This morning at The Guardian , Thomas McMullan wrote about how “challenging writing” is growing in popularity, at least if the prizes being awarded to experimental novels — like Eimar McBride’s debut novel A Girl Is a Half-Formed Thing — are any indication. This, obviously, is heartening news for anyone who bemoans the general dumbing-down of so much pop culture, or just anyone who loves weird, difficult writing and wants to read more of it.
McMullan suggests that revived appreciation for inventive writing may have something to do with the kerfuffle over the 2011 Booker Prize, when many reacted against the idea that “readability” should be a prize-winning virtue — and some others responded with arguments against the idea that difficulty should be one, either.
But what is truly exciting about experimental novels is not that they’re difficult, but that they’re doing something only they can do — not just something only the writer can do, but something only the novel can do. As McMullan points out,
games are becoming more sophisticated in the way they tell stories, while box sets and Netflix continue to scratch the general narrative itch for a large part of the population…. As the basic need for storytelling is catered for to a large extent by TV dramas, it may be that readers turn to the novel for something else, something new.
In many respects, even highly “readable” novels are already the most difficult way to get a story into the brain — reading is more active than watching TV or movies and, if easier on the thumbs, still requires more brain power than your average video game. So if a consumer is only looking for a compelling story and nothing else, they’re increasingly going to look to other media. In fact, I’d argue that, for a variety of reasons, most movies are better than most books — but the best books are better than the best movies (a cinephile might take issue with me on this, but I don’t have one handy).
As narrative art forms mature, they inevitably get better and better at what they do, and TV and movies are getting really, really good. But across the board, the most interesting material comes when the form is as essential to the story as any other element. Linklater’s Boyhood has been getting so much attention lately because, yes, it’s an incredibly ambitious project and, yes, a touching film — but it’s also doing something only film can do: capture a real person’s progression over time in a way that’s both narrative and visual, and thus meld his experience with the fictional one.
In the same way, for books like Infinite Jest or Tom McCarthy’s C, their essential novel-ness is part of the story. They couldn’t be presented in any other way, and the response they evoke couldn’t be elicited by another art form. Even epistolary novels or books with extremely voicey narrators (think The Catcher in the Rye) have an edge on the others because they present a kind of storytelling we just don’t get anywhere else. Don’t get me wrong, I like a straightforward narrative novel as much as the next guy, but if I’m not being surprised on the sentence or concept level, I sometimes wonder: would this be just as good — or better — as a movie?
On the other hand, the bestseller list is almost invariably topped with books that might as well be movies: thrillers and romance novels that are accomplished in their own rights, but are built mostly of plot and genre convention and very little literary experimentation or innovation. This is reading as escape, satisfaction, and pure entertainment.

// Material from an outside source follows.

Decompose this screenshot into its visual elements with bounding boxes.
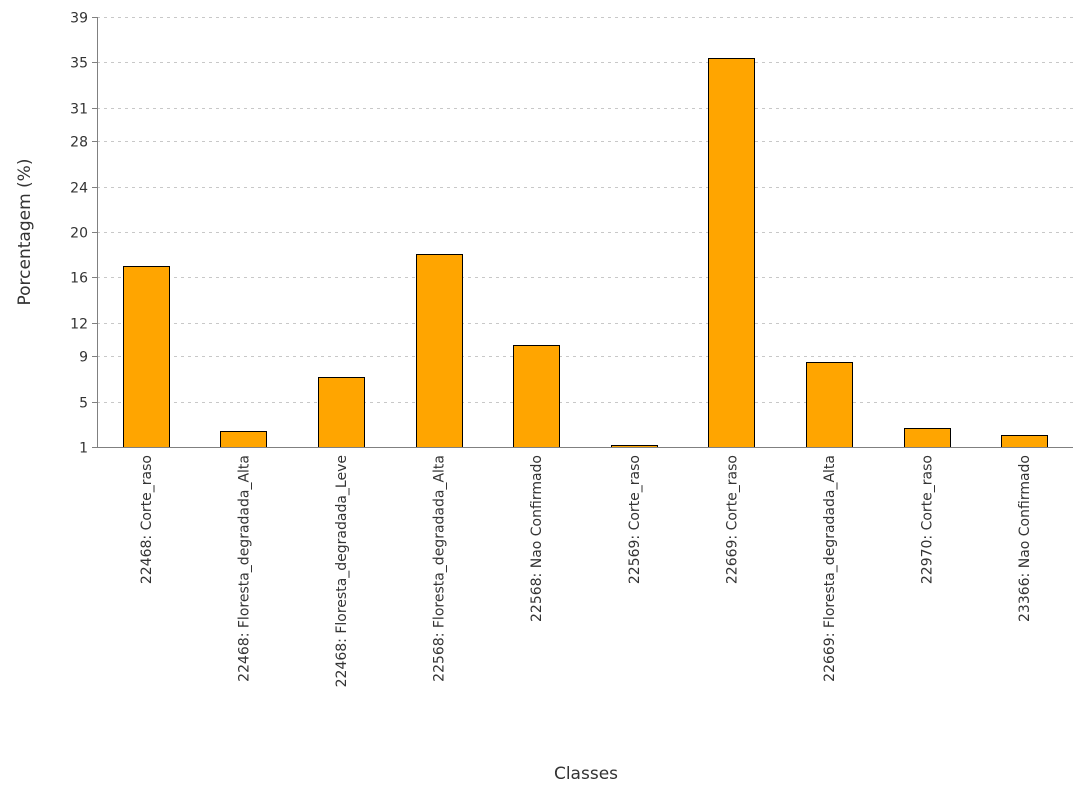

There’s nothing wrong with that, except that television can often do it better — which means that, long-term, we may see fewer and fewer people choosing books. And as other narrative art forms get better in their own niches, novelists may look to push their own form as far as it can go, and as far away from other forms as it can get — not at the expense of story, and not just for the sake of experimentation, but for the sake of keeping novels uniquely essential to the human experience.